I’ve long considered my dad to be a businessman. Growing up, he provided the yin to my mother’s artistic, almost bohemian yang. I thought my creative side came from my mother, and that I got mostly that, although I managed to pick up a thing or two I could use with the other side of my brain from my dad. But even though my dad is a genius at business, he also, more than anyone else in the family, has an appreciation for poetry.
Over the years my dad has quoted many a poet. And I’m not talking about the short rhyming variety. He’s memorized beautiful, long verses, and can readily bring them up to recite to a surprised and delighted audience. His embracing poetry has always been something I appreciated, but did not share. Not that I don’t like poetry, just that my life, full of family and work, was kind of busy for it, I guess. When my kids were small, he gave me a book of poetry. We read out of it, but when the kids got older, the book went on a shelf.
I spent the last two weeks with my extended family at our annual get-together. Now, I’ve returned to my so-called normal life with one new thought: Poetry.
For the occasion of my parent’s anniversary, some of us discovered a love poem he had written to my mom years ago. We put it to music and played the guitar and sang it to them. Much practice was necessary, to be able to get through the song without choking up. Poetry.
Around the campfire, a song we sang reminded my dad of a poem, and he asked if I knew it. I said no. With much cacophony going on all around us, he leaned in and recited it in my ear. It was beautiful and long. And although I loved the words I didn’t exactly catch it’s meaning. The next day I looked it up online and it took me several readings before I understood. It was as if I was dropped off in a foreign country in the middle of a language I couldn’t understand, and then out of nowhere, suddenly became fluent. The poem was Believe Me If All Those Endearing Young Charms, by Thomas Moore. After about the fourth reading, what at first sounded like a string of flowery words became the most beautiful love poem, telling a woman she would always be beautiful, even when she looked like a dried up old stick. The beauty of that brought tears to my eyes. Poetry.
The next night, in the farmhouse kitchen, my sister-in-law and I recorded my dad reciting that poem, and then us singing it. Poetry.
There was poetry in the weather, that rained the day after we got sunburned.
There was poetry in the child that sprained her ankle and then became closer to a cousin she’d never met before, who liked to play nursemaid.
There was poetry in the perfect fit of the beam into it’s slot, on the cabin everyone was helping build.
When my dad and I were walking across a field together I mentioned how I hadn’t had much poetry in my life. That we had that book he had given us, but I hadn’t read it in a while. And then, of course, it dawned on me. Poetry is all over the place. I’m just starting to become a little more fluent.

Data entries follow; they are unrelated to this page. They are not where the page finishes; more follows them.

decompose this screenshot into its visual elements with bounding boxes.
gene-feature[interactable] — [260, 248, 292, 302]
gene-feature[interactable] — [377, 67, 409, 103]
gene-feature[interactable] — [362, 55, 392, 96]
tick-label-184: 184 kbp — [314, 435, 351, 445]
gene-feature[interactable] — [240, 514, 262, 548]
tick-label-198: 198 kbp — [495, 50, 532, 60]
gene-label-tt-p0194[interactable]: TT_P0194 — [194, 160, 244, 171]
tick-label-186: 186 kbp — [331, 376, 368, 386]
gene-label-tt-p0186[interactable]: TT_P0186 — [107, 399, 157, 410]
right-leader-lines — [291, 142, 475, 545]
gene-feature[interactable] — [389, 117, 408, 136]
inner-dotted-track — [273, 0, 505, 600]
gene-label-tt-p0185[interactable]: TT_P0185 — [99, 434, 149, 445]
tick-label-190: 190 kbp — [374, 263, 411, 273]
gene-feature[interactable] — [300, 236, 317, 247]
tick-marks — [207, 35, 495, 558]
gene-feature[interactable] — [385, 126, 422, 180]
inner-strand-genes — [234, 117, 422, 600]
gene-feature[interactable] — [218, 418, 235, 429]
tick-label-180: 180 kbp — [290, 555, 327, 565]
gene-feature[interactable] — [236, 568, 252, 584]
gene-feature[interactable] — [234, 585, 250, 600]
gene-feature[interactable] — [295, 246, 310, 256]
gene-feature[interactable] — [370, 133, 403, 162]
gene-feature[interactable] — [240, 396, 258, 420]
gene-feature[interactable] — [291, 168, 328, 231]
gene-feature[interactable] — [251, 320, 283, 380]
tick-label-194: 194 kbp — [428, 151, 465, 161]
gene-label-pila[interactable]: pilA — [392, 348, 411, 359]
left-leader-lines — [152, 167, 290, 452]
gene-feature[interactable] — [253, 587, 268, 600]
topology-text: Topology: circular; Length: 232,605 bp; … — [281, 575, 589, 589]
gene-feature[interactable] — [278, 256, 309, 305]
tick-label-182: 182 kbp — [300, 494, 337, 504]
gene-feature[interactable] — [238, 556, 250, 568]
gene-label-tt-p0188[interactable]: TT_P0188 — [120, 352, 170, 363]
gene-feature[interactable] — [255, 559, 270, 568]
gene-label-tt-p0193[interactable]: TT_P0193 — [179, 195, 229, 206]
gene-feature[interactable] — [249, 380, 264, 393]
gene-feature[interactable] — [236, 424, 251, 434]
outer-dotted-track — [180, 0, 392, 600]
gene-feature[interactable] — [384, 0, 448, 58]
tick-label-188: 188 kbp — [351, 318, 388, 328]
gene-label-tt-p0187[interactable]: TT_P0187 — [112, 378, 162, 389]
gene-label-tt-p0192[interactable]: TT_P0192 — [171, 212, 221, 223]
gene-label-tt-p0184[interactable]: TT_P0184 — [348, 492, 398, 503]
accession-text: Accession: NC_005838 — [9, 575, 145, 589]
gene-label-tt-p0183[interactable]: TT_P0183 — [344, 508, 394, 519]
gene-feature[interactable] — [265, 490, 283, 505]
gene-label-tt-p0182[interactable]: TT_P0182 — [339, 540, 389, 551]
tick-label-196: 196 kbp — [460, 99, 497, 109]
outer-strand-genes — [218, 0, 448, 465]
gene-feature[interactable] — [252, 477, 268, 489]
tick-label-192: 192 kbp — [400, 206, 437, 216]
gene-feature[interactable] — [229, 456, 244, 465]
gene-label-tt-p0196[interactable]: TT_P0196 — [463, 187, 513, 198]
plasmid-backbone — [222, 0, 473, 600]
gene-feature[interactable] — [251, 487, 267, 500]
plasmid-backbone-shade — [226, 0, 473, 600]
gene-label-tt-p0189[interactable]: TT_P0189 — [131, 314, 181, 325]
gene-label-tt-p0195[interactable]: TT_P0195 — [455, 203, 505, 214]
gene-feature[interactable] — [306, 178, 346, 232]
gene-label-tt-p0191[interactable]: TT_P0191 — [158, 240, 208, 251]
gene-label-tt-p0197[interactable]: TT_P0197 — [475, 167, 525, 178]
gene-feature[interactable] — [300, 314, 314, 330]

I just read your observations about your time in Michigan. You are an amazing writer! I can picture the scenarios when you write with such vivid emotion.
Reminds me of when my dad broke his shoulder last year and I had the new opportunity of spending a few days alone with him while taking him to therapy. That time was a gift. I never realized the things I could learn from him when I just had the opportunity to be still and listen.
Thank you so much for sharing this!
Yay! Thanks so much for writing, Joanne! Love the observations and appreciate the support!